Slow Ventures picks up the pace with two new funds and some experimental strategies

Slow Ventures, a 12-year-old, generalist venture firm that’s headed up by former Facebook execs Kevin Colleran and Sam Lessin, along with Will Quist, formerly of Industry Ventures, says it just closed its fifth flagship seed-stage fund with $195 million in capital commitments and its second opportunity-type fund with $130 million.

The announcement comes almost three years to the date from when the outfit last announced two new funds totaling $220 million, suggesting a pace that’s reminiscent of days gone by — before the pace of venture capital sped up to almost dizzying speeds.

That doesn’t mean Slow is antiquated. Seemingly the opposite is true. In 2018, for example, Slow received approval from its limited partners to invest in crypto. One of the firm’s first investments was a seed investment in the first financing round of what became the Solana coin. It wound up paying $.05 per coin; today, the coins trade at $100 each.

The firm has also rolled out Slow DAOs, or decentralized autonomous organizations that use smart contracts and provide participants with governance tokens to vote on fund allocation, among other things.

Slow — which has an office in San Francisco, with outposts in Boston and New York — formed its first DAO to purchase land in Montana. The firm says it was part of an effort to establish a repeatable DAO creation process that it could use again for other purposes. But also, the DAO enabled Slow to acquire some gorgeous Montana property — which is something its venture fund could not have invested in — and to bring along some of its funds’ investors if they wanted in on the deal.

Slow has meanwhile also begun dabbling with a third strategy that it’s figuring out in real time. The idea is to invest directly in people in exchange for a slice of all of their future income or else a piece of their equity.  Last November, it spent $1.7 million to invest in the career of Marina Mogilko, a thirtysomething YouTube personality with numerous channels who agreed to give Slow 5% of her creator earnings for 30 years in return.
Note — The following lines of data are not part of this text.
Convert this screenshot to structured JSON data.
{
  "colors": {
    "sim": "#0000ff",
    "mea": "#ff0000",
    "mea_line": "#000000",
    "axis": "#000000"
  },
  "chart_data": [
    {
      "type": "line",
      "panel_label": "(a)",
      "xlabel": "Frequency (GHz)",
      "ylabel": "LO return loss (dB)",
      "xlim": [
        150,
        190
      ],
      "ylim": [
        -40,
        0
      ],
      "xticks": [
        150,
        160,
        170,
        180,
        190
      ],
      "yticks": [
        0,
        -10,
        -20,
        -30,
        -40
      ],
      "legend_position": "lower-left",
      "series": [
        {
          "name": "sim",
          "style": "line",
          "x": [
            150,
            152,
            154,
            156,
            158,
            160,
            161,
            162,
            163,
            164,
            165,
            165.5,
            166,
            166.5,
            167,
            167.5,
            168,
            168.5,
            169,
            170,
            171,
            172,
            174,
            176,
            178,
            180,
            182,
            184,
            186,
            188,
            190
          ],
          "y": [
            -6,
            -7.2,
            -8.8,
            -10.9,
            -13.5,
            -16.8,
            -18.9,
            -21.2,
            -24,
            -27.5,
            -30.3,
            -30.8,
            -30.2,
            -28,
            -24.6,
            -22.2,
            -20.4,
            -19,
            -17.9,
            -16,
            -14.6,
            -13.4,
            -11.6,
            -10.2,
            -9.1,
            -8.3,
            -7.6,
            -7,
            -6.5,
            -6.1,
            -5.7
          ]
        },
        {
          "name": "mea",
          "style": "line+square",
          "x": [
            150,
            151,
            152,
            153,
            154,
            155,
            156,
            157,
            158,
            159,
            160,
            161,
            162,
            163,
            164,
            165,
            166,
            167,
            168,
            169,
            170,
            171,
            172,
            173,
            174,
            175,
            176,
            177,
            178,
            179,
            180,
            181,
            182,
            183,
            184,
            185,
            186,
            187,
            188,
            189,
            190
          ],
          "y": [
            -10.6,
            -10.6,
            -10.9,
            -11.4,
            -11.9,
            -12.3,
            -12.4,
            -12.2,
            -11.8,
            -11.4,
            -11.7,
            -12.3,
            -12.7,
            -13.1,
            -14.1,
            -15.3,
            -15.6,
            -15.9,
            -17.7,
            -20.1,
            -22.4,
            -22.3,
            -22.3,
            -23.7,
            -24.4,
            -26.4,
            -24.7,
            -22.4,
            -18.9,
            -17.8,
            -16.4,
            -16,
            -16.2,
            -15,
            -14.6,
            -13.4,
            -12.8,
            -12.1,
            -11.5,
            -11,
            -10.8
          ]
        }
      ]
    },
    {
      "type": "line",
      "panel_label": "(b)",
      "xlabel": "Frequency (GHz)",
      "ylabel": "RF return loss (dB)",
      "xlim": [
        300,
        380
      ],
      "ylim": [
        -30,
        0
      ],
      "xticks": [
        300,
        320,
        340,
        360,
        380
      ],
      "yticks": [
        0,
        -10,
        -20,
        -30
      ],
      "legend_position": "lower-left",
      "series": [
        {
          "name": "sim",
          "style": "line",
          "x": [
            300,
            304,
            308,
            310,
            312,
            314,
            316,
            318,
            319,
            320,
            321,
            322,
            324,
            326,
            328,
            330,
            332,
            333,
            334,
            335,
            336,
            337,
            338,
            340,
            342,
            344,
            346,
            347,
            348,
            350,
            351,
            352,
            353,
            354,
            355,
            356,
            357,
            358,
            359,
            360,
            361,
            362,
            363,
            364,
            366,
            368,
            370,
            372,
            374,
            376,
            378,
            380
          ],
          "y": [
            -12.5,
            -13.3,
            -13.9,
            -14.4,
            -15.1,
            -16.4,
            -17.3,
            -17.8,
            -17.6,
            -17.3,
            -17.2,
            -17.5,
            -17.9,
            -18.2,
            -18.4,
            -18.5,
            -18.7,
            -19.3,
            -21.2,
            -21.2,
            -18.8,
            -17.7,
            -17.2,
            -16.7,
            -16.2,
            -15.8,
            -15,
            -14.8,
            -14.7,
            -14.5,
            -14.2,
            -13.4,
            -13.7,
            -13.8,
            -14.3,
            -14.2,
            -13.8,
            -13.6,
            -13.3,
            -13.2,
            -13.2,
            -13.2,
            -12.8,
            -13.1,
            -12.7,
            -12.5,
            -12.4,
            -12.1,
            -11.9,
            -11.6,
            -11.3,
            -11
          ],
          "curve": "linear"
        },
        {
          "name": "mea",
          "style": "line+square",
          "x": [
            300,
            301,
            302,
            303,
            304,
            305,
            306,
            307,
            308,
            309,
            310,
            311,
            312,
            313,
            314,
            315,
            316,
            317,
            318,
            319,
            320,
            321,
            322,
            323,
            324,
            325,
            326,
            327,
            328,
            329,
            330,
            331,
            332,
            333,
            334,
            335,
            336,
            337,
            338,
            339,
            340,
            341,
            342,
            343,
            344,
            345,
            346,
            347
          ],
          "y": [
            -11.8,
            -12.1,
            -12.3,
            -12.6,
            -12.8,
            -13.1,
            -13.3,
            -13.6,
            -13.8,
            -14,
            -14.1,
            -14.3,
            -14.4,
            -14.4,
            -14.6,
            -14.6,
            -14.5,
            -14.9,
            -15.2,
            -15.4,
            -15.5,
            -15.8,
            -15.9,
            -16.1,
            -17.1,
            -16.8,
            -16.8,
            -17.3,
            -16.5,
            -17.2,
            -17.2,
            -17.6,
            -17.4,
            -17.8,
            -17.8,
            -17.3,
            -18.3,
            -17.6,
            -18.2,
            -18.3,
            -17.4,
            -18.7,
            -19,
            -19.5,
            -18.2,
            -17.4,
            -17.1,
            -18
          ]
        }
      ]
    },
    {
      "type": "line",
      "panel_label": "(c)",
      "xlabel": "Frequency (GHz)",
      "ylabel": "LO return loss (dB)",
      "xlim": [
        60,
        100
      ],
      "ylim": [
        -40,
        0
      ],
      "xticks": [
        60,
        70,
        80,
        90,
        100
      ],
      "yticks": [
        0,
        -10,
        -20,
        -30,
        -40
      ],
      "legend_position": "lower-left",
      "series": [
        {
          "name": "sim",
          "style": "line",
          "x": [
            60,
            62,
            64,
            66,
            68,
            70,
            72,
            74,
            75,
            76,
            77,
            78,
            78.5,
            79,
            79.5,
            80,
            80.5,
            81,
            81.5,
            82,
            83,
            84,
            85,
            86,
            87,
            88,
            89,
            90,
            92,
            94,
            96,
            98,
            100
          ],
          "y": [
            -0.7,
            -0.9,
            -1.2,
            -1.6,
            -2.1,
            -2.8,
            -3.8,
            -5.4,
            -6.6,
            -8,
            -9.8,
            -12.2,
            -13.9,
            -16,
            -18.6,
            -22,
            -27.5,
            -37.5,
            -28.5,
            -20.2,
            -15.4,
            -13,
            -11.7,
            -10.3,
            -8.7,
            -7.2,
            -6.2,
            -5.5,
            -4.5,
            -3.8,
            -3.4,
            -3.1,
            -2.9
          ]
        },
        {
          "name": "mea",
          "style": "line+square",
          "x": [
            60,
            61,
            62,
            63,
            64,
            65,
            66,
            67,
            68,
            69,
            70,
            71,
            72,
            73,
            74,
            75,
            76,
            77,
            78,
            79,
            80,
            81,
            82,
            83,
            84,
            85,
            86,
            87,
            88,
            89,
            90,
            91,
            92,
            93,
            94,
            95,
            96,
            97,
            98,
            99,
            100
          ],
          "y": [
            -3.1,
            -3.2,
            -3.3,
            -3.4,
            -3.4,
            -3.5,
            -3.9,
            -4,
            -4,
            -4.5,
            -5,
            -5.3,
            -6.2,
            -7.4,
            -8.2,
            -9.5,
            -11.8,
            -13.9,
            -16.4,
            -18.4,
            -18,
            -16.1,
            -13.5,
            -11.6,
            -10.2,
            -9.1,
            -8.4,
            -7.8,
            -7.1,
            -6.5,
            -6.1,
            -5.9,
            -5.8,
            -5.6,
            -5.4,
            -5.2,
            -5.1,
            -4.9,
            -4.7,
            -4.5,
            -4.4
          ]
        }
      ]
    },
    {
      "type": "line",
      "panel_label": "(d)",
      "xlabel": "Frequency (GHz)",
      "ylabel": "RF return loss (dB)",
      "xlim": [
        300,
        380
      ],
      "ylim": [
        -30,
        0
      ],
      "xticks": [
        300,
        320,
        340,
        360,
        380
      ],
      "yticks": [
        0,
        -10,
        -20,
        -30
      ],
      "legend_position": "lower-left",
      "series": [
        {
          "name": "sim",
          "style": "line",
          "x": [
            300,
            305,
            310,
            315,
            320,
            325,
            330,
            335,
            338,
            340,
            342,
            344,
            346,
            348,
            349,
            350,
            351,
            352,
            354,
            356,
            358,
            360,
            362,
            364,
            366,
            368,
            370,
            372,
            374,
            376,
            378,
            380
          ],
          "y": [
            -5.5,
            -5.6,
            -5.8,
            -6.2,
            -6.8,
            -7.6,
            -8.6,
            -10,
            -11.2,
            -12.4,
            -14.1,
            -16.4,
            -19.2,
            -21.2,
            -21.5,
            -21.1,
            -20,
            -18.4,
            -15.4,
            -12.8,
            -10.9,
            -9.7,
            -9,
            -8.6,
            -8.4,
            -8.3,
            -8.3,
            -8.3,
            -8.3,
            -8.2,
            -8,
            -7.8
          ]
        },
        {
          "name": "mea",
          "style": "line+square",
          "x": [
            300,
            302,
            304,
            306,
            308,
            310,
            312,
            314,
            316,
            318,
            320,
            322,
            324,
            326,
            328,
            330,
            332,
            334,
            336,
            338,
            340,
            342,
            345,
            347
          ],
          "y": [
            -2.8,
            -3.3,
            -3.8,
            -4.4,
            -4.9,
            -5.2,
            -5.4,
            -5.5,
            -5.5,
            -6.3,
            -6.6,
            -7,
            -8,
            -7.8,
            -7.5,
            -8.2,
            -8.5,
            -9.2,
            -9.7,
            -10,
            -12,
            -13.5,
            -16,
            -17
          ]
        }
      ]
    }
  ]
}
Critics likened the contract to slavery — it sounds a bit like a payday loan to us — but Slow also quickly established a kind of “enterprise version” of the offering, where, in one case, Slow invested in siblings known as “The Libermans” who are serial entrepreneurs in exchange for a percentage of their founders equity in all of the future companies they create. Slow also secured the right to invest additional money into the siblings’ individual companies should the firm want to increase our ownership.

The latter scenario strikes us as more sustainable, but either way, the money that Slow is setting aside to invest in all three alternative strategies is less than 10%, meaning the firm is stepping into its bold new future carefully.

In the meantime, many of its traditional venture bets appear to be panning out.

Earlier investments from the firm included Robinhood, Pinterest, and Nextdoor, which are now publicly traded, even if their shares have been hammered along with nearly every tech stock over the last six months.

Slow is also an investor currently in Airtable, Ro, and Embark Veterinary, all of which have seen massive bumps in their private market valuations over time.

Slow’s seed-stage checks range in size from $500,000 to $3 million, with the average check in the neighborhood of $1.75 million. It targets ownership in a company of 10% to 12%, investing up to 100% of its pro rata in the Series A for all of its companies. (After that, companies then switch over to its Opportunity Fund to be evaluated anew for a Series B.)

As for deal flow, four of the first five partners at Slow and most of its original LPs were all early employees or co-founders at Facebook, so maintaining relationships may be in the firm’s DNA. Indeed, Slow’s limited partners include venture funds, partners at funds who have invested in Slow personally, and notable angels, and they collectively generate a significant portion of the firm’s deal flow and founder referrals.

Like many enterprises these days, the team is mostly remote, with Lessin and Quist based in the Bay Area, and Colleran in Boston.

Slow has also more recently hired Megan Lightcap, who was previously an associate at L Catterton; Clay Robbins, a former product person at Square who was also a scout for Accel for several years; and Yoni Rechtman, who joined the outfit last month after logging five years at Tusk Ventures.

Robbins is based in San Francisco; Lightcap and Rechtman are based in New York.